We went on to use our optimized procedures to evaluate our wild-type population. Previous studies focused on how similar methods can be used to assess the metabolic potential of members of the Streptomyces genus (Sosio et al. 2000; Metsa-Ketela et al. 2002). This study confirmed these findings and expanded our knowledge about the distribution of NRPS, PKS-I and PKS-II pathways in members of the families Micromonosporaceae and Nocardiaceae and in other minor population components, where few producers have been described.
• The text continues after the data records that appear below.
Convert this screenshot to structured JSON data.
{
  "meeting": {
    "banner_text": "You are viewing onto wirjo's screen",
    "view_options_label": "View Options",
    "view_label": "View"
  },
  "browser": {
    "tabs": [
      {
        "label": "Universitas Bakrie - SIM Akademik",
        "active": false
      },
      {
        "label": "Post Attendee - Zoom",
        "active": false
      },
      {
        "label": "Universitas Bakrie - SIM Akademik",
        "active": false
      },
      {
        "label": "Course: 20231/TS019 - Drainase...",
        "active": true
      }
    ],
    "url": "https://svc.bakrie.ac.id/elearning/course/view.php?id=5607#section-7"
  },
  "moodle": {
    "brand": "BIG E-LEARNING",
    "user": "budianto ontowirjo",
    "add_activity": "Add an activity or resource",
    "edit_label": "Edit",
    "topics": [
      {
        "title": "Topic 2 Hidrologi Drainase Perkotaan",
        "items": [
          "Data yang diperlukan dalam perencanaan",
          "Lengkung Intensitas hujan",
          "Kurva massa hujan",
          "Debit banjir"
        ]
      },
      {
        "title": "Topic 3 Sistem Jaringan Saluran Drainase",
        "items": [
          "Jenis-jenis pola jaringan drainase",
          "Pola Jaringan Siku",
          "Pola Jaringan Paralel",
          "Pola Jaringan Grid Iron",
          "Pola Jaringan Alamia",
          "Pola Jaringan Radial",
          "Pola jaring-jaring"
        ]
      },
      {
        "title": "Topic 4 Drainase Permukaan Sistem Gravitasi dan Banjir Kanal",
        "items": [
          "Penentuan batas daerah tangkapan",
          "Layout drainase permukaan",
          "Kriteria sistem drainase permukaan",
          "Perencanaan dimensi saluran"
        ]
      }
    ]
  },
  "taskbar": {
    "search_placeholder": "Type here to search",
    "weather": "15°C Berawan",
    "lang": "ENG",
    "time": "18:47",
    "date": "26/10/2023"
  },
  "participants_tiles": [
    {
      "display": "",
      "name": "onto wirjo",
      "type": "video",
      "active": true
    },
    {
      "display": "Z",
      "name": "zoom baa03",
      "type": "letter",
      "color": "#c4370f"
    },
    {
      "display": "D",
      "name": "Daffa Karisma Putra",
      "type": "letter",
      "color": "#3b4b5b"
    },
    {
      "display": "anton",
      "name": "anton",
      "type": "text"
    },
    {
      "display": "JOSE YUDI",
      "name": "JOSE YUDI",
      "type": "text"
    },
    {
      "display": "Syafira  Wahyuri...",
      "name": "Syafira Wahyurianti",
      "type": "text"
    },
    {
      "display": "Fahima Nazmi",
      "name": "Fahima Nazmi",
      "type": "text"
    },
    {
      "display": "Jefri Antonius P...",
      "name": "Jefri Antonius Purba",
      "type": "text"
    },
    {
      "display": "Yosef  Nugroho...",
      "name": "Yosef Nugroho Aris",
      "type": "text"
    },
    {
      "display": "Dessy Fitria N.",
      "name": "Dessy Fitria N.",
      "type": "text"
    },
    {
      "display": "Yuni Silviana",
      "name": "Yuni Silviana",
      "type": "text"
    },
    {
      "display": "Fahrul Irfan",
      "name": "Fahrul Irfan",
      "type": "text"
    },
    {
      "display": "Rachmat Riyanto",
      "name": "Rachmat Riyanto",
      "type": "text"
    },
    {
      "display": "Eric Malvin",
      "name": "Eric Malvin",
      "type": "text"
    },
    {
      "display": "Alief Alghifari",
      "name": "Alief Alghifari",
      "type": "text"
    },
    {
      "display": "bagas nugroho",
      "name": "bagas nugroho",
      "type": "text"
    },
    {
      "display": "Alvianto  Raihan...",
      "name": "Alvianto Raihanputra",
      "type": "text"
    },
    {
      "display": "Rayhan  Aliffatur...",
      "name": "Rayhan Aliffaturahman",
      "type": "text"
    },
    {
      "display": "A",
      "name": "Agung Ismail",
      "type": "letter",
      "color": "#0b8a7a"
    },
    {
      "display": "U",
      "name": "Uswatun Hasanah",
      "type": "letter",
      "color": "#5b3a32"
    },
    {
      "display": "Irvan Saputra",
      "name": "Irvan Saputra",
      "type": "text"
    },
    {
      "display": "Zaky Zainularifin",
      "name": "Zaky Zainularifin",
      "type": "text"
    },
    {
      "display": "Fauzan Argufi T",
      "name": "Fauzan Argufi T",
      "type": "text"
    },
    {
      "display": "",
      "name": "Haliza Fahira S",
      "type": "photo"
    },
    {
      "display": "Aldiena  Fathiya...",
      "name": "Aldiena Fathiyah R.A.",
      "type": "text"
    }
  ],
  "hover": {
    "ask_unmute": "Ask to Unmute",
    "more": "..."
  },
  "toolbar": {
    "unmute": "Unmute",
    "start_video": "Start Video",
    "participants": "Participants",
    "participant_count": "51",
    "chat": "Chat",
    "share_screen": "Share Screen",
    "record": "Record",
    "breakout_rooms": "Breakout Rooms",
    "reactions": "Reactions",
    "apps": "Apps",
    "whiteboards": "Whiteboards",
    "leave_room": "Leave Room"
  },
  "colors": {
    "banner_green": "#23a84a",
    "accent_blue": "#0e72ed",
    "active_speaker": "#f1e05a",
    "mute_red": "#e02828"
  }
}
The results we derived from a comparison of the microbial populations with and without antimicrobial activity suggest that, in strains of the genus Streptomyces, a clear relationship can be established between the occurrence of biosynthetic gene sequences and the production of antimicrobial activities. This correlation was not seen for the other major families studied. It should be considered that not all the sequences detected with our primers are necessarily involved in the synthesis of industrially relevant bioactive metabolites and that the amplification products can reflect the presence of other genes involved in the biosynthesis of other types of metabolites, such as pigments or structural components of the microbial cell (Portevin et al. 2004). It is also important to note that biological activities of interest are governed by the screen to which the isolate is subjected. In this investigation, we looked for antimicrobial activity, because actinomycetes produce compounds that have anti-tumor, anti-helmintic and immunosuppressive properties, to name but a few (Anderson et al. 2000). We can use the detection of a secondary metabolite pathway as an indicator of metabolic potential, but the strain must still be grown in a way that will express the pathway and be subject to the right biological assays. Studies of sequenced bacterial genomes of known strains such as Streptomyces coelicolor A(3)2 and S. avermitilis have also demonstrated numerous silent pathways for which concerted cloning and fermentation efforts have demonstrated production and activity (Chen et al. 2000; Challis and Hopwood 2003; Hopwood 2003; Knight et al. 2003; Zazopoulos et al. 2003).

The approaches discussed in this study help to identify isolates with a potential talent. We also investigated a rapid method to fingerprint strains using PCR products obtained from metabolic screens as an alternative characterization tool to be applied not only in the study of distinct isolates among ribosomally related groups, but also in the identification of enriched populations with different biosynthetic potentials to be studied for the production of antimicrobial compounds. Our results show the diversity of restriction amplification profiles can suggest the extreme richness in these sequences within each individual strain in the three microbial groups studied. The examples of unrelated wild-type strains sharing similar PCR restriction fingerprints could reflect the occurrence of horizontal gene transfer events within members of a given microbial community, as was characterized by Sigmund et al. (2003) for hydroxy-3-methylglutaryl coenzyme A reductase pathways in natural actinomycete populations.

A concentrated effort is still required to unravel the regulation of how these pathways are expressed, along with fermentation studies, so that this as yet untapped biotherapeutic resource can be harnessed from these taxa.